There is a difference between keeping a compost pile and actually knowing how to compost.

I am a person who was dong the former. Realizing I was going on luck and random tips culled over the years, I took the opportunity to attend a composting class put on by the Calgary Horticultural Society 10 days ago. (As for why it has taken me this long to tell you about it, see previous post re: puppy.)

It was a very informative day, taught by the sharp, funny, Kath Smyth. I learned buckets, but the best part for me was when Kath invited her associate Mike Dorian up to illuminate the world of vermicomposting. Mike runs the Calgary-based company Living Soil Solutions, which provides all things worm, and while I’ve been keeping a worm bin for a few years now, I’ve kind of (don’t tell) been faking my way through it. Mike helped me put my finger on some changes I could make to have more success and enjoyment with my bin.

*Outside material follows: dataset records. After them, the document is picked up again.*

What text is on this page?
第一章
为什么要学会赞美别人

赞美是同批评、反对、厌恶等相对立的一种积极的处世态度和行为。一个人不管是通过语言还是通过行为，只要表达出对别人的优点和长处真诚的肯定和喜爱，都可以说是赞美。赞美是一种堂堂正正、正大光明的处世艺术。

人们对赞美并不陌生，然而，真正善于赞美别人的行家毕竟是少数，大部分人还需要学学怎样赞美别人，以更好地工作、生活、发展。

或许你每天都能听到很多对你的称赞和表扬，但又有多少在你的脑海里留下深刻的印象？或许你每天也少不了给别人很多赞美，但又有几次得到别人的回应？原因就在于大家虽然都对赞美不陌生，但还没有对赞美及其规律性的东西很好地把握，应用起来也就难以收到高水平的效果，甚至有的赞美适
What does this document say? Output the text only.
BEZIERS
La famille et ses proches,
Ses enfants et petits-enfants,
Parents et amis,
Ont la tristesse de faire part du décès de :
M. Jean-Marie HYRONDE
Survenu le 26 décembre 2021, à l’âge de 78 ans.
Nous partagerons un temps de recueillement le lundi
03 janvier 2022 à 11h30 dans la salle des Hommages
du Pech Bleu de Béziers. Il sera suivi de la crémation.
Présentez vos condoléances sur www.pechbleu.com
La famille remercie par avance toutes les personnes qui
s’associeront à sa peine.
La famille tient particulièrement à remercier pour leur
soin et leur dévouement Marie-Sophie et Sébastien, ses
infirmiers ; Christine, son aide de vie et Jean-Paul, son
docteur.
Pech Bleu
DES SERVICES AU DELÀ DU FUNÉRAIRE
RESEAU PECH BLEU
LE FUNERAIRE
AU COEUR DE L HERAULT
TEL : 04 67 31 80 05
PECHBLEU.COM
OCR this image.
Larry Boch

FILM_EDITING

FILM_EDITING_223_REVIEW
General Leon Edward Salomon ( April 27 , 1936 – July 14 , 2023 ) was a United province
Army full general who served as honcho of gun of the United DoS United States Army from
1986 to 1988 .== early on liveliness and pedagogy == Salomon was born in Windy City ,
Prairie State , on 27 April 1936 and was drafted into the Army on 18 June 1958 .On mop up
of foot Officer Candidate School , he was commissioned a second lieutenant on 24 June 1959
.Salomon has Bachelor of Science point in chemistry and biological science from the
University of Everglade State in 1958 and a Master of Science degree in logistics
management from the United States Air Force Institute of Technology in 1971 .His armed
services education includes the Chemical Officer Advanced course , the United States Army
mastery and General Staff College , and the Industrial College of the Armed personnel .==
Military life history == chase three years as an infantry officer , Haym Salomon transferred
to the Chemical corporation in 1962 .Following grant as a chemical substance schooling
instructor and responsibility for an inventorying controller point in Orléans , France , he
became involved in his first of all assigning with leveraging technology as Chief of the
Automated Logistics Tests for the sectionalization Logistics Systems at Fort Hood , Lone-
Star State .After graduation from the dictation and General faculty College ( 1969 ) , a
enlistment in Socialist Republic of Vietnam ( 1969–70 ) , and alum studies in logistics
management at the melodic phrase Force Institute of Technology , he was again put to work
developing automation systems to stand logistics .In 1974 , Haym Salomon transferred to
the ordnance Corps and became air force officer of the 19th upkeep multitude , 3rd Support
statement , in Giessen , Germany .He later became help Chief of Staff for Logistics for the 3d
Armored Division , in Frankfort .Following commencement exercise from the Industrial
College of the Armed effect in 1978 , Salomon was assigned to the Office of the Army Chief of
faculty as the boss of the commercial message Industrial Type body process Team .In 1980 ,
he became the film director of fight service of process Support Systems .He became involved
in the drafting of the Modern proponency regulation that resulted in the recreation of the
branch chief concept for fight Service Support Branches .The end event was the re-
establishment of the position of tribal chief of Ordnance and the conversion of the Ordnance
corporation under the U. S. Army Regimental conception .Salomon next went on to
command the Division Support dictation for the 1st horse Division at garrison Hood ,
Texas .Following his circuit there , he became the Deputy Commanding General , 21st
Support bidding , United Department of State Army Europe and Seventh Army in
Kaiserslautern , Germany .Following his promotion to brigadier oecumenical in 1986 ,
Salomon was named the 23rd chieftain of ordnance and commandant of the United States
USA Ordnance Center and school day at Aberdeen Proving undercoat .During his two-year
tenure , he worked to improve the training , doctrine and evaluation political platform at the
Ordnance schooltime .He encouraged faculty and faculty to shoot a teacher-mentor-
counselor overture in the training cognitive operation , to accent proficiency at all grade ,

One of the suggestions he made was to read the book Worms Eat My Garbage by Mary Appelhof. So, like a good student, I came home and requested it from the library.

Me doing my homework

Though it was written in the early ’80s, Worms Eat My Garbage is still considered a primary resource for vermicomposting. A quick look through it and it’s easy to see why: all the basic principles are explained in plain language and simple illustrations. An overview of how worms fit into the food web establishes the bigger picture. How much to feed and how is discussed. The pros and cons of different types of bedding are debated. All in a relaxed, 80 page read. I’ve seen lots of technical writing and research material on worm composting that might win in the details department, but Mary Appelhof’s book wins hands down in the covering-all-the-bases-while-not putting-you-to-sleep category. Highly recommended to anyone interested in vermicomposting.